The mechanism of inhibition of factor III (thromboplastin) activity by apolipoprotein B-100. Protein-protein interactions.

Factor III (thromboplastin) activity is inhibited by apoB-100, but the mechanism of inhibition is unknown. By examining the effect of purified apoB-100 on factor III activity, we showed that apoB-100 can inhibit factor III via a different mechanism from that caused by the issue-factor pathway-inhibitor, which is mainly carried on the surface of lipoproteins. Although the presence of calcium ions and factors X and VII may enhance the rate of inhibition, they are not a prerequisite for the inhibition of factor III by apoB-100. In addition, by investigating the changes in the UV spectra of apoB-100 on interaction with factor III and factors X and VII and by assigning the shifts in absorption spectra to particular amino acids, we showed that these interactions involve negative and positive residues within these proteins. By following the rates of interactions between apoB-100 and either factors III, X, VII, a two-step mechanism for the inhibition process involving factors X and VII was postulated. In this mechanism, the primary interaction of apoB-100 with factor III is followed by a rate-limiting step that can be accelerated by the presence of either factor X or VII and leads to the inhibition of factor III. Furthermore, a computer-based analysis of the sequences of factor III revealed a possible binding site for apoB-100.

Identification of a domain in apolipoprotein B-100 that inhibits the procoagulant activity of tissue factor.

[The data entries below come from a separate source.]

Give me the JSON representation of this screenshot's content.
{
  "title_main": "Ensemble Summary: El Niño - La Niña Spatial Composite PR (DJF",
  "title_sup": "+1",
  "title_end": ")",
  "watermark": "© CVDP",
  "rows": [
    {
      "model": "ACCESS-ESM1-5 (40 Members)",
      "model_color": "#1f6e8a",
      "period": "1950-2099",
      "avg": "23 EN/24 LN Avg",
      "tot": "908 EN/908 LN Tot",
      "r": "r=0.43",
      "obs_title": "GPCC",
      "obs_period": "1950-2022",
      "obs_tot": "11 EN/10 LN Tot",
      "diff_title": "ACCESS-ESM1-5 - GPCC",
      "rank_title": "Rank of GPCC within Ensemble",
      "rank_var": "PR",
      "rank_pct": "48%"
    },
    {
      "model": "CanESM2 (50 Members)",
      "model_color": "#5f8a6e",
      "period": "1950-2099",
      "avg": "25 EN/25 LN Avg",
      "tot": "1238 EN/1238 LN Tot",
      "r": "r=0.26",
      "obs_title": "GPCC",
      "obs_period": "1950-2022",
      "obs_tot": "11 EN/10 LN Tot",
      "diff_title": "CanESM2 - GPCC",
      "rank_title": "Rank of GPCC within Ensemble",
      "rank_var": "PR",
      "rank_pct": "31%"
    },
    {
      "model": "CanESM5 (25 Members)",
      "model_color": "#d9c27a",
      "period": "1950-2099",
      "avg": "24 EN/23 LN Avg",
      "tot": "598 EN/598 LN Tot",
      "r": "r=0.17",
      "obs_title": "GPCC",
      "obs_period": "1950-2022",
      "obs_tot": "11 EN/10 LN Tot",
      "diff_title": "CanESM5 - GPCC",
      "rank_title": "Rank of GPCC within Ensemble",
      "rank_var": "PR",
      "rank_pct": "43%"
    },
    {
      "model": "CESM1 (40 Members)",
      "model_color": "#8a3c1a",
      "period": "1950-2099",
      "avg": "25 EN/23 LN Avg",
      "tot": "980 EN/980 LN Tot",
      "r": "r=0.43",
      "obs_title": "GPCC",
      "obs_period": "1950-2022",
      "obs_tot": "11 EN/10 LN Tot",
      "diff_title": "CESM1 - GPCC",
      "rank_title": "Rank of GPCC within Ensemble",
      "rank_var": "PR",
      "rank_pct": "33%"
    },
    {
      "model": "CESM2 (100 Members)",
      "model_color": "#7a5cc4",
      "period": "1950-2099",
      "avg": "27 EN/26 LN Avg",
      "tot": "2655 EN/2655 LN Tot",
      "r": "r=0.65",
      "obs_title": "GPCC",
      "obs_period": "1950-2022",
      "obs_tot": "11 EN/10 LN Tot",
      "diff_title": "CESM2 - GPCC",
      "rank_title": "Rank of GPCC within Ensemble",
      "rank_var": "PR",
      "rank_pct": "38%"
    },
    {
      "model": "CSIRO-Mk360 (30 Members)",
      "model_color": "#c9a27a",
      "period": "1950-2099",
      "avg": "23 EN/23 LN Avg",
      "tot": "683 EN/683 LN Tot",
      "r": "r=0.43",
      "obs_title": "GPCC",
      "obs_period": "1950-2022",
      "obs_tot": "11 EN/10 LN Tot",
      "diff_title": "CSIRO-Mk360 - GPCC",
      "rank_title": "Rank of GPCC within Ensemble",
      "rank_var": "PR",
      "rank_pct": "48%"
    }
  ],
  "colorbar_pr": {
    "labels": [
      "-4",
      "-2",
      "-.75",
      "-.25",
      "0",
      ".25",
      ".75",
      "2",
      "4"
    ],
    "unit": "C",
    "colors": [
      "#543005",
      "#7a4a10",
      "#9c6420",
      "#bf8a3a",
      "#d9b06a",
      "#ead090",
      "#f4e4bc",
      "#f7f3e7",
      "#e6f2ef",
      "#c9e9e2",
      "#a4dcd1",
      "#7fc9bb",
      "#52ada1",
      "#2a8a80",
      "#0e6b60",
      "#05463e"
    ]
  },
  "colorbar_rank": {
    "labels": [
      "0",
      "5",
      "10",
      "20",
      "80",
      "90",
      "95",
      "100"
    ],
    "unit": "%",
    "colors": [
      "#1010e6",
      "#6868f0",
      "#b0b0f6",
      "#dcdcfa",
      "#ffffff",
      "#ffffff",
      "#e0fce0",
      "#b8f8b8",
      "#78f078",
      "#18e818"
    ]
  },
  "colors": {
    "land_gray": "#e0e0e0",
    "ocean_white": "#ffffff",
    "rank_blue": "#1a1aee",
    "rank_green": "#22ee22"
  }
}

The ability of low-density lipoprotein (LDL) to inhibit the procoagulant activity of tissue factor is mediated by a direct protein-protein interaction involving apolipoprotein (apo) B-100. A lysine-rich sequence within apo B-100 (residues 3121-3217), which we have termed lysine-rich apo B-100-derived (KRAD)-98 peptide, may be responsible for its activity. Within this region, residues 3147-3160 (KRAD-14) contain an exceptionally high proportion of positive amino acids. Both recombinant KRAD-98 and KRAD-14 peptides inhibited the procoagulant activity of tissue factor by preventing the activation of factor VII. KRAD-14 also inhibited the prothrombinase components, factors Xa and V. In comparison with the parent protein (apo B-100), KRAD-14 peptide displayed a 20-fold enhancement in the rate of inhibition, whereas KRAD-98 peptide exhibited a rate closer to that of apo B-100. Mutational analysis of KRAD-14 peptide revealed three adjacent amino acids, alteration of which greatly reduced the inhibitory potential of this peptide. A peptide derived from tissue factor (residues 58-66) was found to act co-operatively with tissue factor itself, but also augmented the inhibition of tissue-factor activity by apo B-100. In conclusion, LDL may be a physiological regulator of haemostatic mechanisms through the interactions of lysine-rich domains of apo B-100 with tissue factor.